TERBAIKNEWS.com | Dahulu kala, materi kekayaan adalah hal absolut untuk mencapai kebahagiaan. Jauh sebelum peradaban modern, Orang yunani kuno percaya bahwa ketika seseorang mati, ia siap memasuki hades menuju “dunia lain”, mereka hanya perlu meminta Charon, Si tukang kapal untuk mengangkut mereka menyeberangi sungai styx dengan membayar koin yunani senilai 1/6 drachma. Demikian pula dalam mitologi mesir kuno, Sang Raja Horus mengatur kehidupan alam baka dimana orang mati harus membayar dengan kekayaan untuk masuk ke akhirat.

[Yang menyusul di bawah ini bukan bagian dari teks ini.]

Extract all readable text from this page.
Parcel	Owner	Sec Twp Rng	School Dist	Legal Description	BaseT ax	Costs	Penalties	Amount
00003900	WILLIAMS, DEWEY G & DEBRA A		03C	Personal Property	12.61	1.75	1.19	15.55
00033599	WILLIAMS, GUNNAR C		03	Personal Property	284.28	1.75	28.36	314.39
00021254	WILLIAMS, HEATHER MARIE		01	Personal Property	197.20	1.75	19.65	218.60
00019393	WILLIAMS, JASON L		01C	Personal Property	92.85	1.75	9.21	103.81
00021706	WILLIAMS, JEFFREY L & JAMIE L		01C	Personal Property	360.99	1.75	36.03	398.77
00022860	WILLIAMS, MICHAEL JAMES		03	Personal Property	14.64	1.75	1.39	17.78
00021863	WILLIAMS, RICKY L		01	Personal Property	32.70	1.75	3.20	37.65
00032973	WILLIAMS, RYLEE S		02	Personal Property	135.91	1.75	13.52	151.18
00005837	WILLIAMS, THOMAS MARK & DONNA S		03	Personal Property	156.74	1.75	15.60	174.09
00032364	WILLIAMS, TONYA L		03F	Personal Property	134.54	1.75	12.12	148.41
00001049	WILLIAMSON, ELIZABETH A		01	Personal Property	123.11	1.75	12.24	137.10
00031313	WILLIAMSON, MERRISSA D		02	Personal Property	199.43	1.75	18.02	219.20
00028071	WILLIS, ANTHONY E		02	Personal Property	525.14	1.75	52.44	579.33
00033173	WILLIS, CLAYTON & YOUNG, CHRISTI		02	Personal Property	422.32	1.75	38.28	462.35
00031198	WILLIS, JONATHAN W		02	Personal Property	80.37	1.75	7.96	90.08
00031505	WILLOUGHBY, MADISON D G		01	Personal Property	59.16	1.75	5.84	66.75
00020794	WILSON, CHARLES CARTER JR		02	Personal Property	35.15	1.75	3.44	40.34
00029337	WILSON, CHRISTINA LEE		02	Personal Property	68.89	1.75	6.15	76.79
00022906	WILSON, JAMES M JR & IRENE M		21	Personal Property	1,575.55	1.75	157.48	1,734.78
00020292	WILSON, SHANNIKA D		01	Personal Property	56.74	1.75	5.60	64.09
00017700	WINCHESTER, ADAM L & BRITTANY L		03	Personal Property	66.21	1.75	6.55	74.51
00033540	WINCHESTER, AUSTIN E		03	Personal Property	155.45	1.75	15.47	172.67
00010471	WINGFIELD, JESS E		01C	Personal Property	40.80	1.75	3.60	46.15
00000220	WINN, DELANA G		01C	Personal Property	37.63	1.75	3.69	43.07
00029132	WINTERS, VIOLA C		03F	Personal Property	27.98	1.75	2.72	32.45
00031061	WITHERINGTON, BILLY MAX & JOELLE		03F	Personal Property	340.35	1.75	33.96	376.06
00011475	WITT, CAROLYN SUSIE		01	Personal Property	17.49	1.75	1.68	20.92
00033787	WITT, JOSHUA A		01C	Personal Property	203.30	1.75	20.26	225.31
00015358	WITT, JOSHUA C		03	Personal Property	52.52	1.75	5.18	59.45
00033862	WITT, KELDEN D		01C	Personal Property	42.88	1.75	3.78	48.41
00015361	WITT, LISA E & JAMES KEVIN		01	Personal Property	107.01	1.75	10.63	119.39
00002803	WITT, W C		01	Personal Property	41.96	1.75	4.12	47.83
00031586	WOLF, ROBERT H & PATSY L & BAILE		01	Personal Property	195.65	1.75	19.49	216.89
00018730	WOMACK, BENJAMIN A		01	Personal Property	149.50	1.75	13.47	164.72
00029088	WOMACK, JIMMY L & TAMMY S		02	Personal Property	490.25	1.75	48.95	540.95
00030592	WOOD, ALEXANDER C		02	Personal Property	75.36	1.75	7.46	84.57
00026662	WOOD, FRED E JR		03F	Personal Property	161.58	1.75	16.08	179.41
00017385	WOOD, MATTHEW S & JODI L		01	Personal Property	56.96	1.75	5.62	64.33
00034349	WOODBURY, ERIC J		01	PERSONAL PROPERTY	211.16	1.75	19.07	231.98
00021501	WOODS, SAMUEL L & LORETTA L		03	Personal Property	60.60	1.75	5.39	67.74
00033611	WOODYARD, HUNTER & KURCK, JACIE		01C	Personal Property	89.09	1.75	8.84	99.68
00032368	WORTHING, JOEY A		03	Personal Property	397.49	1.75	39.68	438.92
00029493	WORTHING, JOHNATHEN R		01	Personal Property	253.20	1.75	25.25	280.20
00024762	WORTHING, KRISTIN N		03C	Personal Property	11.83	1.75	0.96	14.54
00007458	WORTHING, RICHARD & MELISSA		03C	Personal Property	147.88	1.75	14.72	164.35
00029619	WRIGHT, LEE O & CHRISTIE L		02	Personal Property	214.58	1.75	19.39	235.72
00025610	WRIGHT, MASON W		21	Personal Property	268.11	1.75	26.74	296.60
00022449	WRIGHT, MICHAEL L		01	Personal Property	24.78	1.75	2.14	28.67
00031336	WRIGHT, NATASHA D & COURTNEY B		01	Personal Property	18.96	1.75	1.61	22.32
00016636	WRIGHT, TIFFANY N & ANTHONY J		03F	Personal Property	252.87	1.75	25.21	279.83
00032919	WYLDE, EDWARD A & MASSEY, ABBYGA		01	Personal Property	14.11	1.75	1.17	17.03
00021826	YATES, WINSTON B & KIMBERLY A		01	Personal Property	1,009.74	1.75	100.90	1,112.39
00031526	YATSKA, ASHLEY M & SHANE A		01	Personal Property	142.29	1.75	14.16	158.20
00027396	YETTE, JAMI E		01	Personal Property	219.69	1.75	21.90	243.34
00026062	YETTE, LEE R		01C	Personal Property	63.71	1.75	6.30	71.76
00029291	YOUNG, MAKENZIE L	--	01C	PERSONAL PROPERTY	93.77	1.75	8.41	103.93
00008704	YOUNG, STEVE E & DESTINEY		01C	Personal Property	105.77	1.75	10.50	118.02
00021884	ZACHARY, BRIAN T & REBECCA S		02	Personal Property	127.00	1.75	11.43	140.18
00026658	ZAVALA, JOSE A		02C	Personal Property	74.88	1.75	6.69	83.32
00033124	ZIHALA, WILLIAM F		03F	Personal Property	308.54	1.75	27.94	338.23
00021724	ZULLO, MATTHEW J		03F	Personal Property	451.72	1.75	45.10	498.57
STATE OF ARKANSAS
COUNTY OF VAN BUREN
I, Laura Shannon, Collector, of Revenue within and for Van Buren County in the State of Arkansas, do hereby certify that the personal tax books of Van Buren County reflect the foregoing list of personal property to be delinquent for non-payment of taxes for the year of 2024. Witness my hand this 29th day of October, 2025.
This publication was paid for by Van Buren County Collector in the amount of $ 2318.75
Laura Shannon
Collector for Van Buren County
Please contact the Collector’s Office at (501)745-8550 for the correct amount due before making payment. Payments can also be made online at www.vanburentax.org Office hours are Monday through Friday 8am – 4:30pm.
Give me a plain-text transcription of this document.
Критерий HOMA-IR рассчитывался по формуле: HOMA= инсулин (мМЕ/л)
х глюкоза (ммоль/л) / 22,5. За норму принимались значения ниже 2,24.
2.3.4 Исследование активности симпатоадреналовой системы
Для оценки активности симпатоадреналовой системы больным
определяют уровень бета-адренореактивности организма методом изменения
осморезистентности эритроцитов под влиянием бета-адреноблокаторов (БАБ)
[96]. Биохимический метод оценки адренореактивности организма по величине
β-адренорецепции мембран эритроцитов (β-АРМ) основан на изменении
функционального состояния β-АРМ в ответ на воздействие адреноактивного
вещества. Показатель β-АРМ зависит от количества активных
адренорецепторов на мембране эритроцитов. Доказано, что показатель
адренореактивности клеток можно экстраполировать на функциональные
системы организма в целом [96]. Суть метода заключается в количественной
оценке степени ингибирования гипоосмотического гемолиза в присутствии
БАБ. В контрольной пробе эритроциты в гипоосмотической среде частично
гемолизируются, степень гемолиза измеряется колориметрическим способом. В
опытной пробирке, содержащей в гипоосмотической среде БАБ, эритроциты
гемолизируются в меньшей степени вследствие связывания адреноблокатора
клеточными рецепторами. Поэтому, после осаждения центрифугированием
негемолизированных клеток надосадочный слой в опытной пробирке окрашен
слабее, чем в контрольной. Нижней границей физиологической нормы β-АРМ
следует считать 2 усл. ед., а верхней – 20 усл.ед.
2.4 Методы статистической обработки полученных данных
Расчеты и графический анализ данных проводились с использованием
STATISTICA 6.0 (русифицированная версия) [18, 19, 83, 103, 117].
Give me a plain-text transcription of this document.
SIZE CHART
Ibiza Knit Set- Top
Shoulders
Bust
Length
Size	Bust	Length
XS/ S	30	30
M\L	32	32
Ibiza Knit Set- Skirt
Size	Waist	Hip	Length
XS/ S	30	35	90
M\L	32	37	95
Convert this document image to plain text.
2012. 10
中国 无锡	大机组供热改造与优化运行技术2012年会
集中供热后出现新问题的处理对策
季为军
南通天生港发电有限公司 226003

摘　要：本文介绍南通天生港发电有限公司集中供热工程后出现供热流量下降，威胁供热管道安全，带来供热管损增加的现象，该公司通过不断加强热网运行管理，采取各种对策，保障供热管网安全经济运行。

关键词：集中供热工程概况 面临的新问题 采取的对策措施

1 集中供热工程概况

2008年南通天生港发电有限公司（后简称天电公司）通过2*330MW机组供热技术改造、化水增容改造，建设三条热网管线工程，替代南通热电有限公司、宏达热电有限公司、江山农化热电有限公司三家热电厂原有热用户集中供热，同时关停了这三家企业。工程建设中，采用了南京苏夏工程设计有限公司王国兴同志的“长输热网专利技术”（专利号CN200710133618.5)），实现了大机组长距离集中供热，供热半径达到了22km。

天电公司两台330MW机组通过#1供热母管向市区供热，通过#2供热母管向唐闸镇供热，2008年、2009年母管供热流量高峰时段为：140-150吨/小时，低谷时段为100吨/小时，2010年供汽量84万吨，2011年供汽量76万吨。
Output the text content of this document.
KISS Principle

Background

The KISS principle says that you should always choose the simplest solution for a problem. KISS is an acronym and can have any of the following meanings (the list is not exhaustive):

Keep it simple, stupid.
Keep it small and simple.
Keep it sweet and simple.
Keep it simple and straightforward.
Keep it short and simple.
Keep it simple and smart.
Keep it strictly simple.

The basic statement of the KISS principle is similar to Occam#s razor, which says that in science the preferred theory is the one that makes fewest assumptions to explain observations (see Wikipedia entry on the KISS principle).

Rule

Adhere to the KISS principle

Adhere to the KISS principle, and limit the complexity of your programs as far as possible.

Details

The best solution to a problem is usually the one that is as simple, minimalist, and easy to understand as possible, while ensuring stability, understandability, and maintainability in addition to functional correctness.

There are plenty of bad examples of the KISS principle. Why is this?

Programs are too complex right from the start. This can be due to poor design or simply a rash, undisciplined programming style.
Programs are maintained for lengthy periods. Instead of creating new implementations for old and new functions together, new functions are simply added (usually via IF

Hakekatnya, manusia selalu mendambakan kesenangan. Meski sejatinya sering melampaui kanal-kanal batas karena subjektivitas, kesenangan juga sangat bergantung bagaimana peradaban mengkonstruksi. Sigmud Freud, sang ilmuwan psikologi modern kebangsaan austria menuturkan bahwa prinsip dasar kepribadian manusia cenderung selalu mencari kenikmatan. Keinginan untuk memperkaya diri dengan gelimang materi adalah bagian dari pemenuhan hasrat kepuasan.

Dalam spektrum keyakinan agama, kaya adalah bagian dari ikhtiar menjalankan perintah sang pencipta. Islam misalnya, menjadi kaya dijelaskan dalam Alquran surat Al Baqarah ayat 261-263. Demikian pula dalam Al-kitab, perintah untuk menjadi orang berduit juga dijelaskan secara gamblang dalam matius 6:19-21. Faktanya, dimasa risalah kenabian, Kekayaan digunakan untuk memperluas kekuasaan dan pengaruh syiar agama. Pertautan kekuasaan dan kekayaan menjadi sikron dalam menancapkan pengaruh hegemoni kala itu. Salah satu yang paling masyur dalam pertautan itu adalah nabi Sulaiman/King Salomon. Dengan menggunakan kekayaan yang melimpah, serta kekuasaan yang begitu kuat menjadikannya raja terpopuler dizamannya. Tak heran jika ia dijuluki sebagai Raja dari semua makhluk.